Metabolik Sendrom Nedir? Belirtileri Ve Tedavisi

Metabolik Sendrom sahibi olan bireylerde; kalp ve damar hastalıkları sık görülür. Kan şekeri seviyesi, diyabet sınırına yakın olmasa bile, ileri ki dönemlerde bu hastalığın görülme riski çok yüksektir. Toplum sağlığı için herhangi bir önlem alınmadığı takdirde, insan sağlığını birinci dereceden tehlikeye sokabilecek bir sendromdur. Metabolik Sendromun belirtileri ve tedavisi..

Metabolik sendrom Nedir?

Bu sendrom, birden çok kalp-damar rahatsızlığı riskinin bir araya geldiği bir hastalık topluluğudur. Özellikle gelişmiş ülke ve gelişmekte olan ülkelerde, yaşam tarzının değişmesiyle birlikte salgınlar halinde görülür. Ülkemizde özellikle 60-69 yaş arasındaki insanların %50’sinden fazlasında bu sendrom görülmekte ve çok sayıda ilaç kullanılmaktadır.

Metabolik sendrom tanısı

Sendromun tanısının konabilmesi için özellikle bel bölgesinde genişleme, Hipertansiyon, kolesterol durumu ve karaciğer dokusunda yağlanma olabilir. Tanı konabilmesi için bu bulgulardan minimum 2 tanesinin beraber görülmesi gerekmektedir.

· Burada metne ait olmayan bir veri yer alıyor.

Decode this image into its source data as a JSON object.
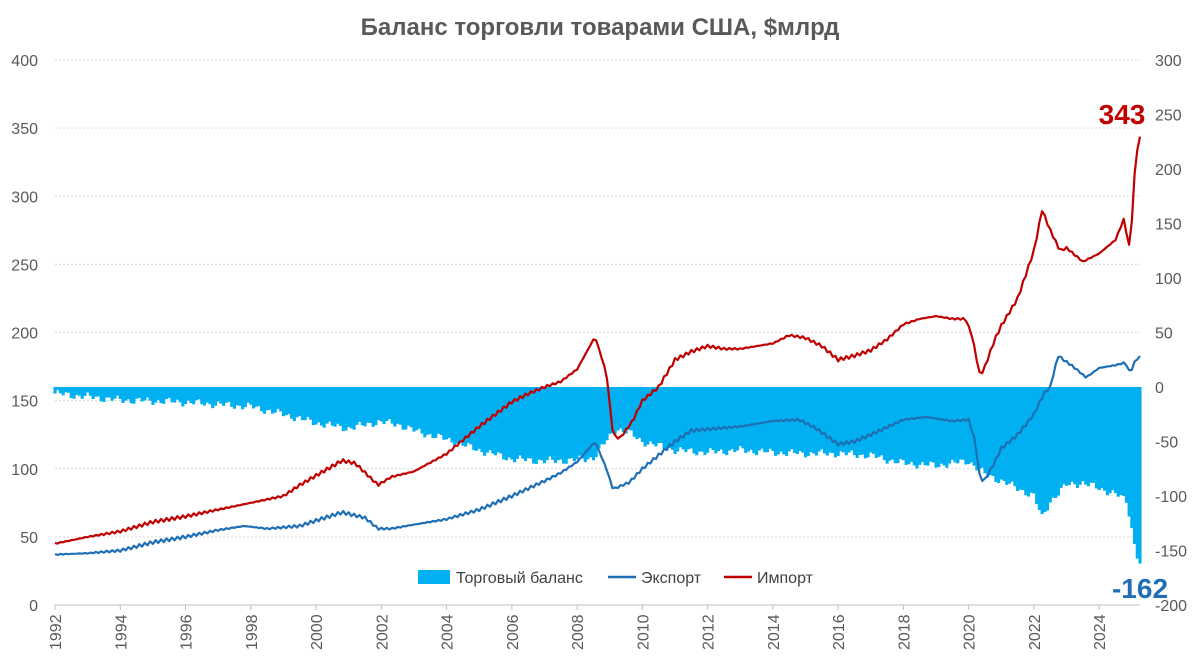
{
  "chart_data": {
    "type": "bar+line",
    "title": "Баланс торговли товарами США, $млрд",
    "left_axis": {
      "min": 0,
      "max": 400,
      "ticks": [
        "0",
        "50",
        "100",
        "150",
        "200",
        "250",
        "300",
        "350",
        "400"
      ]
    },
    "right_axis": {
      "min": -200,
      "max": 300,
      "ticks": [
        "-200",
        "-150",
        "-100",
        "-50",
        "0",
        "50",
        "100",
        "150",
        "200",
        "250",
        "300"
      ]
    },
    "x_range": [
      1992,
      2025.25
    ],
    "x_ticks": [
      "1992",
      "1994",
      "1996",
      "1998",
      "2000",
      "2002",
      "2004",
      "2006",
      "2008",
      "2010",
      "2012",
      "2014",
      "2016",
      "2018",
      "2020",
      "2022",
      "2024"
    ],
    "legend": [
      "Торговый баланс",
      "Экспорт",
      "Импорт"
    ],
    "colors": {
      "balance": "#00b0f0",
      "export": "#1f6fb4",
      "import": "#c00000",
      "grid": "#d9d9d9",
      "axis_text": "#595959"
    },
    "annotations": {
      "import_last": {
        "text": "343",
        "color": "#c00000"
      },
      "balance_last": {
        "text": "-162",
        "color": "#1f6fb4"
      }
    },
    "series": [
      {
        "name": "Экспорт",
        "axis": "left",
        "points": [
          [
            1992.0,
            37
          ],
          [
            1993.0,
            38
          ],
          [
            1994.0,
            40
          ],
          [
            1995.0,
            46
          ],
          [
            1996.0,
            50
          ],
          [
            1997.0,
            55
          ],
          [
            1997.8,
            58
          ],
          [
            1998.5,
            56
          ],
          [
            1999.5,
            58
          ],
          [
            2000.0,
            62
          ],
          [
            2000.8,
            68
          ],
          [
            2001.5,
            64
          ],
          [
            2001.9,
            56
          ],
          [
            2002.3,
            56
          ],
          [
            2003.0,
            59
          ],
          [
            2004.0,
            63
          ],
          [
            2005.0,
            70
          ],
          [
            2006.0,
            80
          ],
          [
            2007.0,
            91
          ],
          [
            2007.5,
            97
          ],
          [
            2008.0,
            105
          ],
          [
            2008.55,
            120
          ],
          [
            2008.9,
            100
          ],
          [
            2009.1,
            85
          ],
          [
            2009.6,
            90
          ],
          [
            2010.0,
            100
          ],
          [
            2010.5,
            110
          ],
          [
            2011.0,
            120
          ],
          [
            2011.5,
            128
          ],
          [
            2012.0,
            129
          ],
          [
            2013.0,
            131
          ],
          [
            2014.0,
            135
          ],
          [
            2014.8,
            136
          ],
          [
            2015.3,
            130
          ],
          [
            2016.0,
            118
          ],
          [
            2016.5,
            120
          ],
          [
            2017.0,
            125
          ],
          [
            2018.0,
            136
          ],
          [
            2018.7,
            138
          ],
          [
            2019.5,
            135
          ],
          [
            2020.0,
            136
          ],
          [
            2020.2,
            120
          ],
          [
            2020.35,
            92
          ],
          [
            2020.5,
            92
          ],
          [
            2020.8,
            105
          ],
          [
            2021.0,
            115
          ],
          [
            2021.5,
            125
          ],
          [
            2022.0,
            140
          ],
          [
            2022.3,
            155
          ],
          [
            2022.5,
            160
          ],
          [
            2022.6,
            170
          ],
          [
            2022.75,
            183
          ],
          [
            2022.9,
            180
          ],
          [
            2023.2,
            175
          ],
          [
            2023.6,
            167
          ],
          [
            2024.0,
            174
          ],
          [
            2024.5,
            176
          ],
          [
            2024.8,
            178
          ],
          [
            2024.95,
            170
          ],
          [
            2025.08,
            178
          ],
          [
            2025.2,
            182
          ]
        ]
      },
      {
        "name": "Импорт",
        "axis": "left",
        "points": [
          [
            1992.0,
            45
          ],
          [
            1993.0,
            50
          ],
          [
            1994.0,
            54
          ],
          [
            1995.0,
            61
          ],
          [
            1996.0,
            65
          ],
          [
            1997.0,
            70
          ],
          [
            1998.0,
            75
          ],
          [
            1999.0,
            80
          ],
          [
            1999.5,
            88
          ],
          [
            2000.0,
            95
          ],
          [
            2000.8,
            106
          ],
          [
            2001.2,
            104
          ],
          [
            2001.9,
            88
          ],
          [
            2002.3,
            94
          ],
          [
            2003.0,
            98
          ],
          [
            2004.0,
            111
          ],
          [
            2005.0,
            131
          ],
          [
            2006.0,
            149
          ],
          [
            2006.5,
            155
          ],
          [
            2007.0,
            160
          ],
          [
            2007.5,
            164
          ],
          [
            2008.0,
            173
          ],
          [
            2008.55,
            197
          ],
          [
            2008.9,
            170
          ],
          [
            2009.1,
            125
          ],
          [
            2009.3,
            122
          ],
          [
            2009.7,
            135
          ],
          [
            2010.0,
            150
          ],
          [
            2010.5,
            160
          ],
          [
            2011.0,
            180
          ],
          [
            2011.5,
            186
          ],
          [
            2012.0,
            190
          ],
          [
            2012.5,
            188
          ],
          [
            2013.0,
            188
          ],
          [
            2014.0,
            192
          ],
          [
            2014.5,
            198
          ],
          [
            2015.0,
            196
          ],
          [
            2015.5,
            190
          ],
          [
            2016.0,
            180
          ],
          [
            2016.5,
            183
          ],
          [
            2017.0,
            187
          ],
          [
            2017.5,
            195
          ],
          [
            2018.0,
            206
          ],
          [
            2018.5,
            210
          ],
          [
            2019.0,
            212
          ],
          [
            2019.5,
            210
          ],
          [
            2019.9,
            210
          ],
          [
            2020.1,
            198
          ],
          [
            2020.35,
            168
          ],
          [
            2020.5,
            175
          ],
          [
            2020.8,
            195
          ],
          [
            2021.0,
            205
          ],
          [
            2021.5,
            225
          ],
          [
            2022.0,
            260
          ],
          [
            2022.25,
            290
          ],
          [
            2022.5,
            275
          ],
          [
            2022.8,
            260
          ],
          [
            2023.0,
            262
          ],
          [
            2023.5,
            252
          ],
          [
            2024.0,
            258
          ],
          [
            2024.5,
            268
          ],
          [
            2024.75,
            283
          ],
          [
            2024.95,
            260
          ],
          [
            2025.03,
            295
          ],
          [
            2025.12,
            330
          ],
          [
            2025.25,
            343
          ]
        ]
      },
      {
        "name": "Торговый баланс",
        "axis": "right",
        "type": "bar",
        "points": [
          [
            1992.0,
            -6
          ],
          [
            1994.0,
            -12
          ],
          [
            1996.0,
            -14
          ],
          [
            1997.0,
            -16
          ],
          [
            1998.0,
            -18
          ],
          [
            1999.0,
            -25
          ],
          [
            2000.0,
            -33
          ],
          [
            2001.0,
            -38
          ],
          [
            2001.9,
            -32
          ],
          [
            2002.5,
            -34
          ],
          [
            2003.0,
            -40
          ],
          [
            2004.0,
            -48
          ],
          [
            2005.0,
            -58
          ],
          [
            2006.0,
            -66
          ],
          [
            2007.0,
            -68
          ],
          [
            2008.0,
            -67
          ],
          [
            2008.5,
            -65
          ],
          [
            2009.2,
            -38
          ],
          [
            2009.6,
            -42
          ],
          [
            2010.0,
            -50
          ],
          [
            2011.0,
            -58
          ],
          [
            2012.0,
            -60
          ],
          [
            2013.0,
            -58
          ],
          [
            2014.0,
            -60
          ],
          [
            2015.0,
            -61
          ],
          [
            2016.0,
            -61
          ],
          [
            2017.0,
            -63
          ],
          [
            2018.0,
            -70
          ],
          [
            2019.0,
            -72
          ],
          [
            2020.0,
            -68
          ],
          [
            2020.5,
            -80
          ],
          [
            2021.0,
            -86
          ],
          [
            2022.0,
            -100
          ],
          [
            2022.25,
            -120
          ],
          [
            2022.5,
            -105
          ],
          [
            2023.0,
            -90
          ],
          [
            2023.5,
            -88
          ],
          [
            2024.0,
            -93
          ],
          [
            2024.5,
            -98
          ],
          [
            2024.85,
            -105
          ],
          [
            2025.0,
            -130
          ],
          [
            2025.12,
            -150
          ],
          [
            2025.25,
            -162
          ]
        ]
      }
    ]
  }
}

Sebep olabileceği hastalıklar

Bu sendrom beraberinde çok sayıda hastalığın ortaya çıkmasına yol açabilir. Bunlar;
 
  • İnsülin direnci durumu,
  • Diyabet,
  • Yüksek tansiyon,
  • Kanser,
  • Böbrek rahatsızlıkları,
  • Karaciğer yağlanması,
  • Kan yağlarında artış,
  • Obezite durumu,
  • Kalp – damar rahatsızlıkları,
  • Kan pıhtılaşma sorunları
bu sendromda görülebilen hastalıklardır.

Metabolik sendrom diyeti

Beslenmenin doğru bir şekilde planlanması sadece obezite durumunun tedavisinde değil, hipertansiyon, glisemi ve de lipid profilinin doğru seviyelere çekilmesinde, diyabetin ve kalp – damar komplikasyonlarının önlenmesinde etkilidir.
 
Sendroma uygun olan diyet listesi içerisinde doymuş yağlardan çok düşük oranlarda görülürken, kompleks karbonhidratlar içeren diyet modeli metabolik sendromlu bireylerde önerilen beslenme modelidir. Yakın zamanda Akdeniz diyeti gibi düzenli ve de dengeli olan diyet modellerinin; özellikle koroner kalp rahatsızlığı ve farklı kanser çeşitlerinin yanı sıra şişmanlık, dislipidemi ile kan basıncı artışı gibi metabolik aksaklıkların da azaldığı gözlemlenmektedir.
 
Akdeniz diyeti içerisinde yer alan sebze, meyve ve baklagillerin haricinde, zeytinyağı, ceviz ve üzüm gibi lif içeriği zengin olan, kompleks karbonhidratlardan ve de tekli doymamış yağlardan, fakir bir diyettir. Akdeniz diyetinin vücut mevcuttaki yağlarından korumaya yönelik çalışmaları vardır.

Metabolik sendrom nasıl tedavi edilir?

Bu hastalığın tedavisinde sağlıklı kilo verilmesi, glisemik indeks değerinin kontrol altında tutulması, sağlıklı aktiviteler yapılması, insüline olan direncin düşürülmesi ve şişmanlık durumunun doğru bir şekilde tedavi edilmesi yer alır.